Saturday, March 8, 2014

Showering

When I was little, I used to spend an hour or more in the shower, but I only took them when my grandmother forced me to. Most of my was spent with the water running while I sat on the floor and daydreamed, and the actual shower didn't take long at all.

When I moved out, I still took them as seldom as I could get away with, but I also stopped spending an hour just hanging out in that room.

I used to tell people I'm hydrophobic, but I've never really been that stressed about rain or swimming. It was more of an excuse for why I hate showering. But looking back, I realize that I spent so long hiding in the bathroom because it was my refuge. We had enough bathrooms that no one was ever yelling for me to hurry up, and if I was in the shower, then no one was yelling for me to do things either.

But at the same time, I hated showering because my grandmother made sure that I knew, beyond any shadow of a doubt, that I was incapable of washing my own hair. Every time I went in, she gave me a lecture for how to wash my hair that included scratching my scalp raw. Every time I got out, she wanted to know if I did it right this time. When I moved out, I internalized that, and I still can't shake the feeling that if I'm not scratching at it until I bleed, I've done it wrong.

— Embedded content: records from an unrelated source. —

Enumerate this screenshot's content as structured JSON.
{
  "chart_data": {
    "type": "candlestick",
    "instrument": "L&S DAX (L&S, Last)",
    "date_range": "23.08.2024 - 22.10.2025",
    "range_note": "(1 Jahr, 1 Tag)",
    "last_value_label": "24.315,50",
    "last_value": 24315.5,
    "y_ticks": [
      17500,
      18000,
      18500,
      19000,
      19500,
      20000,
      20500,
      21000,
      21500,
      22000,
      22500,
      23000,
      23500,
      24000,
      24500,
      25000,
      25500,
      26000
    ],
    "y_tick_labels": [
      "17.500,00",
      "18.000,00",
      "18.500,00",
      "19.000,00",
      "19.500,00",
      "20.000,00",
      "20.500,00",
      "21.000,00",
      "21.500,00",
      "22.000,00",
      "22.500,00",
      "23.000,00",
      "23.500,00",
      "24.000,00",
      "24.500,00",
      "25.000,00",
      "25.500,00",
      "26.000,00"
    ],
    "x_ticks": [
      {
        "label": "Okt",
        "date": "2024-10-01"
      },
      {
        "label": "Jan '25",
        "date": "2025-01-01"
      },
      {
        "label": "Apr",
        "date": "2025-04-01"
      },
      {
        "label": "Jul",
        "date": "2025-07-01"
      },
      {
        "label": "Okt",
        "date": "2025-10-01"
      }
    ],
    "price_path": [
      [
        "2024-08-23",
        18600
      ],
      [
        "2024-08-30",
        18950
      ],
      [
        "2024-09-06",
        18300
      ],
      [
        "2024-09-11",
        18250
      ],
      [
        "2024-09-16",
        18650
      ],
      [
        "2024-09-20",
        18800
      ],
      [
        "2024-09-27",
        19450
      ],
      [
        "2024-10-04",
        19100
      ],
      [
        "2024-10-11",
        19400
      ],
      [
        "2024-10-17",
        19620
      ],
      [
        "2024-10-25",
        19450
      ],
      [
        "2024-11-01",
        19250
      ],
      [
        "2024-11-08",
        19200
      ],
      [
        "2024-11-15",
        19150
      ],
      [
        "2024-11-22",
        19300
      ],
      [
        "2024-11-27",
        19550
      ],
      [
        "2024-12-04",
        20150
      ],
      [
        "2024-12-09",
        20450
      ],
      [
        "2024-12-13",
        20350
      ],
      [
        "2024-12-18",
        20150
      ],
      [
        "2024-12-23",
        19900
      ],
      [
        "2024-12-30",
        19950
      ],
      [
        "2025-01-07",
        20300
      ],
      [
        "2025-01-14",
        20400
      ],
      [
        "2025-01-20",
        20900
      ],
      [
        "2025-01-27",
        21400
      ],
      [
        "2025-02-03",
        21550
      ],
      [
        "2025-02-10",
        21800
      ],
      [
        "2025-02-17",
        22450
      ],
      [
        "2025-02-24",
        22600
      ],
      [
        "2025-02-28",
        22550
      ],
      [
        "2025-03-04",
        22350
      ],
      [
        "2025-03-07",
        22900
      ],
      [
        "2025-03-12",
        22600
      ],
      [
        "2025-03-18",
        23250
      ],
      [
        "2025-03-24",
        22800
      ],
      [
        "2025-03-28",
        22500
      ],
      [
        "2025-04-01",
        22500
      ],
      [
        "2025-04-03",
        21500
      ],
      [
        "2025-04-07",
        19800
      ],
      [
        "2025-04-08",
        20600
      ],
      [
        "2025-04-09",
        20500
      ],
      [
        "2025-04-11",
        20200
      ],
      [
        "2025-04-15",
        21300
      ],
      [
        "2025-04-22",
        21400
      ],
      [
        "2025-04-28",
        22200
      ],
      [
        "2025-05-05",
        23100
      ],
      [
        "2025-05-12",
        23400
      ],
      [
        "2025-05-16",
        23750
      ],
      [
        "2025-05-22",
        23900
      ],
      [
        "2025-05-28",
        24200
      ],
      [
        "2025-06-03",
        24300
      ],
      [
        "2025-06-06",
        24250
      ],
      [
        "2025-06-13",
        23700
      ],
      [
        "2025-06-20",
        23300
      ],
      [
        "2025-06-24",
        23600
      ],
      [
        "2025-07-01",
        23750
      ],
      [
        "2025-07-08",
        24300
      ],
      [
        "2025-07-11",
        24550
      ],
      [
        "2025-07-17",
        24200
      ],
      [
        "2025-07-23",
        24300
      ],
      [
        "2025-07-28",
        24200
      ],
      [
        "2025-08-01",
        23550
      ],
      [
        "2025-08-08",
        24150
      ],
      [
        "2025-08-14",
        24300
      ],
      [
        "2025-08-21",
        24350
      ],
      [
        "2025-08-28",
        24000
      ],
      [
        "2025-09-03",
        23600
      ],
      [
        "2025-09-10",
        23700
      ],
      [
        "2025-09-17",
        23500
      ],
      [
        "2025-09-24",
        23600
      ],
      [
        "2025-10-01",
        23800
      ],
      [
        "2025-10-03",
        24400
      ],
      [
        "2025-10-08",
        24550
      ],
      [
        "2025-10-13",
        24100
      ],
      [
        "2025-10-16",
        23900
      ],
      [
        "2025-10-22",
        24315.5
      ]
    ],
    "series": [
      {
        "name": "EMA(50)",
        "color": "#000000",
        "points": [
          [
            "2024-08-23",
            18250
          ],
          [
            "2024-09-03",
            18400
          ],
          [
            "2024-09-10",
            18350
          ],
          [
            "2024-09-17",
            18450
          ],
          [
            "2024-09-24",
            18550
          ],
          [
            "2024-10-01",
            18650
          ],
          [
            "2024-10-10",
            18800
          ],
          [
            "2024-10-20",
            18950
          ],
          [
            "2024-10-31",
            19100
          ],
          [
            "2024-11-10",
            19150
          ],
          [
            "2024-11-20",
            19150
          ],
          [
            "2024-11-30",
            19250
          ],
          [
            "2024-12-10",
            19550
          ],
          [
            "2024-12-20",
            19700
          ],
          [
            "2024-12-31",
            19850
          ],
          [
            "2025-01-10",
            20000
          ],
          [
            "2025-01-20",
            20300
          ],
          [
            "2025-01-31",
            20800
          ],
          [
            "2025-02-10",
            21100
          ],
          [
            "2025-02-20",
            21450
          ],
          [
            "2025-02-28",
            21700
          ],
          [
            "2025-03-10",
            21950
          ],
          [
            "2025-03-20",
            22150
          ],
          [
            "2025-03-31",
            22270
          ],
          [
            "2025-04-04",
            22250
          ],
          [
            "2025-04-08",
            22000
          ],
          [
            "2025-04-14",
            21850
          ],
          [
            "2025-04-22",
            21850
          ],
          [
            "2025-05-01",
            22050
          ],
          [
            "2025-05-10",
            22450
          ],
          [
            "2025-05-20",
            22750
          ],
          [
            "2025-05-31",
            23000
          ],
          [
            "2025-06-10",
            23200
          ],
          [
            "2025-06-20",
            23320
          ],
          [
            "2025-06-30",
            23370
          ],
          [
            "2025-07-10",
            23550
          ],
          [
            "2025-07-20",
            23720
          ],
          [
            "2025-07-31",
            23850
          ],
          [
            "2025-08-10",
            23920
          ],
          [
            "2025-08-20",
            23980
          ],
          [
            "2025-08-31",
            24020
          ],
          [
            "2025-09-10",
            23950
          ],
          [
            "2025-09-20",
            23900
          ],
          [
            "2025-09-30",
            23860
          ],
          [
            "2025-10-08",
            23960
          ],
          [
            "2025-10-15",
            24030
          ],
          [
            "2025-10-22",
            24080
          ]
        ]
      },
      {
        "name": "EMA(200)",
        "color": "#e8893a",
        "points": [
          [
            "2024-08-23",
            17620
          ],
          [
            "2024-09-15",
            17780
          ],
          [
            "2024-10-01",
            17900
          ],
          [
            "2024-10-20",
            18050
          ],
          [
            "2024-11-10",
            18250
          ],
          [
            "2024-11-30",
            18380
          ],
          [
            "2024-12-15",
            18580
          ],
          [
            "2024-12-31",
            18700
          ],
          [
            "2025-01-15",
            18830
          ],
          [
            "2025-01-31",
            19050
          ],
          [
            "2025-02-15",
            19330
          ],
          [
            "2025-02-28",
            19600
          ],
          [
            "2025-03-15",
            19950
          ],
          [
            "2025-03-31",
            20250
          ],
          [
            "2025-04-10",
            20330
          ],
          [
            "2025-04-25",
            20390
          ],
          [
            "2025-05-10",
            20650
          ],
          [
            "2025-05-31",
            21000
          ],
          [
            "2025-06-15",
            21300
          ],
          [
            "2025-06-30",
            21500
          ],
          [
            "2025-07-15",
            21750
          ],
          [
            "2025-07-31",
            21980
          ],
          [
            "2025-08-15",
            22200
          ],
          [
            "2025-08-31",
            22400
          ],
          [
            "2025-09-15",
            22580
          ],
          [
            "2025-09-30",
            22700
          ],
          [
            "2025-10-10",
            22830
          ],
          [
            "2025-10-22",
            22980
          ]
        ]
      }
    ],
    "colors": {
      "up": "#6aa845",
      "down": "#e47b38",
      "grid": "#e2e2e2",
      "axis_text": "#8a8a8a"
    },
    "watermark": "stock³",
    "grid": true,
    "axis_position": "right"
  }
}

Today, I willingly took a shower. It's something I do more frequently now, though still not as much as I should. Nowadays, showering means time with myself, thinking about the past and what my grandmother taught me, and I like to get out quickly. But today, I had this epiphany.

I'm pretty sure my grandmother kind of ruined my hair. She always insisted that it was horribly oily and any amount of oil was bad. I don't know if I always had dry hair, but I'm pretty sure I do now. All of which is a kind of roundabout way of reminding myself that she was wrong. She was wrong about the scalp's natural oils, and she was wrong about how to deal with them.

I don't need to hide in the bathroom anymore. It's time to stop being critical of my hair-washing skills, now.